MADISON (WKOW) -- Tuesday night at the Overture Center, stem cell supporters celebrated a decade's worth of bio-science breakthroughs. They're not only talking about what they've done in the past -- but what they hope to do in the future.
Ten years after his discovery, UW professor James Thomson recalled the infancy of stem cells and how they can transform themselves in the human body.
"It doesn't look like a heart cell, or a brain cell, or a kidney cell," he said. "It basically doesn't know what it wants to be when it grows up."
Researchers hope laboratory experiments with stem cells will lead to practical treatments for patients suffering from diseases like Parkinson's and Lou Gehrig's.
"There's a lot of hurdles to getting these things in the clinic in any kind of meaningful way," said Seth Taapken, WiCell Researcher. "But, we can't ever do that unless we're allowed to work on it."

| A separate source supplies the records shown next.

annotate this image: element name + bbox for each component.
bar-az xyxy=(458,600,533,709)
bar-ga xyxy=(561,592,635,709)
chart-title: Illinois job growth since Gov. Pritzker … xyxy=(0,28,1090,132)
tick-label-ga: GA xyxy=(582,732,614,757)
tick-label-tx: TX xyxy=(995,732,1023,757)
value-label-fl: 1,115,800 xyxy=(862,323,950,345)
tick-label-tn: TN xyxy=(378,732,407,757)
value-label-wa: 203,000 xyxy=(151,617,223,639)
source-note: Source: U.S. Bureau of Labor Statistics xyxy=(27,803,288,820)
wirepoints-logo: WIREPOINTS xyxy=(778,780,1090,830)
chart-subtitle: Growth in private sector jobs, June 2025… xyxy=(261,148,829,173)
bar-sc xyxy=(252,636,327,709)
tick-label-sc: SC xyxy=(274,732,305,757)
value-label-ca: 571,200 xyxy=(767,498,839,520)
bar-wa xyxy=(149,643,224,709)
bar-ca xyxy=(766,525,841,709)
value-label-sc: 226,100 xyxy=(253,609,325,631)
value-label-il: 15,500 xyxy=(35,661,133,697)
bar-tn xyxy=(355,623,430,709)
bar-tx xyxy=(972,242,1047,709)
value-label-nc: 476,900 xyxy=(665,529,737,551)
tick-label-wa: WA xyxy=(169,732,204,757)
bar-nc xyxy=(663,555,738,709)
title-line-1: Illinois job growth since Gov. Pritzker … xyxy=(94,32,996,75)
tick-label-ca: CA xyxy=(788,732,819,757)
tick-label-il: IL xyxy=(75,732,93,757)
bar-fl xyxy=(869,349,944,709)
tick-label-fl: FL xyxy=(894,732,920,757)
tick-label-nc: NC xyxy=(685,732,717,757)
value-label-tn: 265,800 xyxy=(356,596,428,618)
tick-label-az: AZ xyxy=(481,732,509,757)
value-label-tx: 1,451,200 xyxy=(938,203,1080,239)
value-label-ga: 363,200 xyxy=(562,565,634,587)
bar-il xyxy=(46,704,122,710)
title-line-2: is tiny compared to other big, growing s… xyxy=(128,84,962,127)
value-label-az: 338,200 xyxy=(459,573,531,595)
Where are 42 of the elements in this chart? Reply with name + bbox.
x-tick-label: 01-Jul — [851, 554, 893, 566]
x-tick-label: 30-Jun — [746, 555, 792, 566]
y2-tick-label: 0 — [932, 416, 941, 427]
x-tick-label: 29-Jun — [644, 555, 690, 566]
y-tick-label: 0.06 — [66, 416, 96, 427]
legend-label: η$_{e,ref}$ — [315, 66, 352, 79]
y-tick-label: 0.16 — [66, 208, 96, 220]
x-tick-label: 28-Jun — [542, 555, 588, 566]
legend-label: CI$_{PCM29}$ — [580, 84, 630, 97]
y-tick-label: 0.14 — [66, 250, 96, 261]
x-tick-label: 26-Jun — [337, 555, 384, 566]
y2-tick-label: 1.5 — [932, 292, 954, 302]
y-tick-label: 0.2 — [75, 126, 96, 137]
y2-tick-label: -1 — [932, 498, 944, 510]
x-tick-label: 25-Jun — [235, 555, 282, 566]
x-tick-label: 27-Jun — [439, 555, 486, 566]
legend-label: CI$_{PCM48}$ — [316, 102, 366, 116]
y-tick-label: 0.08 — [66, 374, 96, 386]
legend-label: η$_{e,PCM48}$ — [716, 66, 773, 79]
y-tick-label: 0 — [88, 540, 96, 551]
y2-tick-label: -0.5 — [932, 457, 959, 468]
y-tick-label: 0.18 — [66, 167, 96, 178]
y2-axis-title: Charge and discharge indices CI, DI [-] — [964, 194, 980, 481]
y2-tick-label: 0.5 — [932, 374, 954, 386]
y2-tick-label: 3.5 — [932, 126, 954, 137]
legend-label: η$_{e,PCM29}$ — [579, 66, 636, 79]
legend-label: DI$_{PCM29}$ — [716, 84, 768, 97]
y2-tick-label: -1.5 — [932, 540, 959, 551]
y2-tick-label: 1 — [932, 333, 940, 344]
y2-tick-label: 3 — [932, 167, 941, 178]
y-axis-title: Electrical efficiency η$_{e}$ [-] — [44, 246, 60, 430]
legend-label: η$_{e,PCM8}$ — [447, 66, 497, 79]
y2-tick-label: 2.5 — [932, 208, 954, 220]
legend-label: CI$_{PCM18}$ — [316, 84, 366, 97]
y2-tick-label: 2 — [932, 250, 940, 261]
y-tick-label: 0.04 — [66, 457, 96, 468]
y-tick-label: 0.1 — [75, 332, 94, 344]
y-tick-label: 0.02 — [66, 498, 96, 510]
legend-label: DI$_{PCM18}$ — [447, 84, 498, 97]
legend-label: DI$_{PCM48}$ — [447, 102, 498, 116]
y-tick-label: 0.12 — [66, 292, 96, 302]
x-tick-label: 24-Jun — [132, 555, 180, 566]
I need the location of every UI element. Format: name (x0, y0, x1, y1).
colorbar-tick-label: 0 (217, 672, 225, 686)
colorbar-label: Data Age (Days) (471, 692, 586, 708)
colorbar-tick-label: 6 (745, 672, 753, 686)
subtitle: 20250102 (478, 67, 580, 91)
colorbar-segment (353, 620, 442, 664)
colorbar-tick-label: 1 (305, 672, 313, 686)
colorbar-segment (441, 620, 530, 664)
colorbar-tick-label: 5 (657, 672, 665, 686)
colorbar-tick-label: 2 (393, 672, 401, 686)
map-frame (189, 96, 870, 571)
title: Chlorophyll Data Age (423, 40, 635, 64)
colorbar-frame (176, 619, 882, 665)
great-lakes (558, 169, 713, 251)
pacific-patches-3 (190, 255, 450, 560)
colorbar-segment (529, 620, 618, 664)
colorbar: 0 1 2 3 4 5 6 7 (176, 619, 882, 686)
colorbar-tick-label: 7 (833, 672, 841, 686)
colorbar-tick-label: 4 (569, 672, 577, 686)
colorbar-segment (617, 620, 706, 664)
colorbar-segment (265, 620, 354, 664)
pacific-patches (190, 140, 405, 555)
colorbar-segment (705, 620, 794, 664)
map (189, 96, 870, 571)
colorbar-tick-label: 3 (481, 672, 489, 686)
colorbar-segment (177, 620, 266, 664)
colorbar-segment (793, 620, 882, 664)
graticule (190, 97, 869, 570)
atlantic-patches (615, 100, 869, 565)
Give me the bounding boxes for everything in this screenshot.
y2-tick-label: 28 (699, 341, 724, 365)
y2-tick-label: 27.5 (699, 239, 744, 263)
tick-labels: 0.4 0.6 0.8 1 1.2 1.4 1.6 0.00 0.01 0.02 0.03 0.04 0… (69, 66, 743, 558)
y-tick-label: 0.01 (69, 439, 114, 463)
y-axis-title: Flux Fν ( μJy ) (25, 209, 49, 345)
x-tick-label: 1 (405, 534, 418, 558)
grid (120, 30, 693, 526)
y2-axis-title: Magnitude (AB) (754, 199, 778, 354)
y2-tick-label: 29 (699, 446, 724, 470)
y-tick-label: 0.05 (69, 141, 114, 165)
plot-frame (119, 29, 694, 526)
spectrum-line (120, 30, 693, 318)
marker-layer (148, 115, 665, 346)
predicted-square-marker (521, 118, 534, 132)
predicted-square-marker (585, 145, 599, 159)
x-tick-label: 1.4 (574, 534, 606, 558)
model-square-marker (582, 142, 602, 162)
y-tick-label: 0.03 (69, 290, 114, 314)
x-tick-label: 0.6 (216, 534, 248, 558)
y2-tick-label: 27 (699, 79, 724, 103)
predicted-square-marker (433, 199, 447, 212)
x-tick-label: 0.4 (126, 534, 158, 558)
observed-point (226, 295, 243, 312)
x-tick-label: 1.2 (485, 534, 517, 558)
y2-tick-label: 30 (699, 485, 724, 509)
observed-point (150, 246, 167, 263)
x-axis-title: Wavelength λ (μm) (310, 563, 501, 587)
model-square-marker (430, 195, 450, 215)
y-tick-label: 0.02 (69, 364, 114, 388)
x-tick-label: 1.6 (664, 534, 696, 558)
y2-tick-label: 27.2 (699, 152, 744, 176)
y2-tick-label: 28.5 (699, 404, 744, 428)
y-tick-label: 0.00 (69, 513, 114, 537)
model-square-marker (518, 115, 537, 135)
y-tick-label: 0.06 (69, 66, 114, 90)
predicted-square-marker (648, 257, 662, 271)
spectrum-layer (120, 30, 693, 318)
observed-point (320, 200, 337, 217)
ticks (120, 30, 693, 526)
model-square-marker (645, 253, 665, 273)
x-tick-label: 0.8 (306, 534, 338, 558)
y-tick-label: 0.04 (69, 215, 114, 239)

At a stem cell summit earlier this year, Governor Jim Doyle urged state leaders to fund the bio-science. In taped remarks, he reiterated the message, saying Wisconsin plays a key role in the future of biotechnology. Others are hoping the stem cell industry will expand outside of Dane County.
"There's a lot of interest in making a research corridor between Milwaukee and Madison," said Dick Leinenkugel, Secretary of Commerce. "I think that's a possibility in the future if we take a look at the capability of UW-Milwaukee and some of their research capabilities which are coming on line now."
People at Tuesday's anniversary party also cheered an important political appointment. UW bioethics professor Alta Charo was appointed to president elect Barack Obama's transition team. Experts say Charo's appointment could pave the way for federal support of stem cells as part of Obama's healthcare initiatives.